The seas and coastline are home to marine mammals like Sea Lions, Southern Elephant seals and Magellanic penguins. Between May and December, Southern Right Whales come here to mate and give birth. Killer Whales can also be seen and occasionally beach themselves as they come on the shore in an attempt to capture Sea Lions and Elephant seals.
The World Land Trust (WLT) helped fund the creation of La Esperanza and although this project is now successfully complete, WLT still help support partner organisation, Fundación Patagonia Natural (FPN), who own and run the reserve.
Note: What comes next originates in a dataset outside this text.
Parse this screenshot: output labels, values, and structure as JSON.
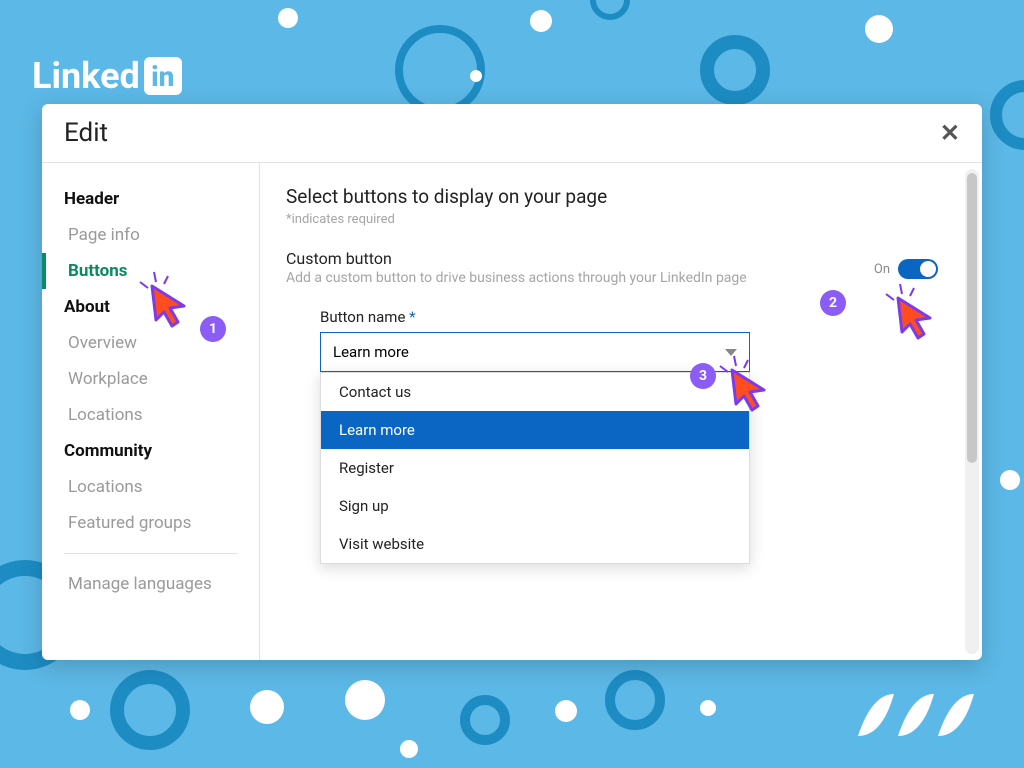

La Esperanza is the ideal natural classroom brimming with wildlife and recently FPN hosted their first school trip at the reserve with great success.
School field trips: what to expect
In July, a group of nine students and three teachers from the Balcarras School of Cheltenham spent five days at La Esperanza. The trip was organised by Outlook Expeditions Travel Agency who have been working with FPN to develop a programme for hosting school field trips at the reserve.
Visitors took part in field activities and learnt about wildlife monitoring, protection and rehabilitation, with a whale spotting trip being a particular highlight.
How to visit
La Esperanza provides the ideal environment for school field trips and for any other travellers, as it is safe, friendly, inexpensive, and close to nature. It is easy to get to, being less than one and a half hours from nearby city Puerto Madryn and two hours from Trelew. Each city is connected to Buenos Aires by several daily two hour long commercial flights.
José Maria Musmeci, director of FPN, said:
“This experience was extremely positive and one that FPN wishes to replicate. Not only does it provide a highly positive educational experience, in keeping with the conservation objectives of La Esperanza as well as FPN and WLT, but it also builds ties and provides welcome income which goes towards the running costs of La Esperanza.”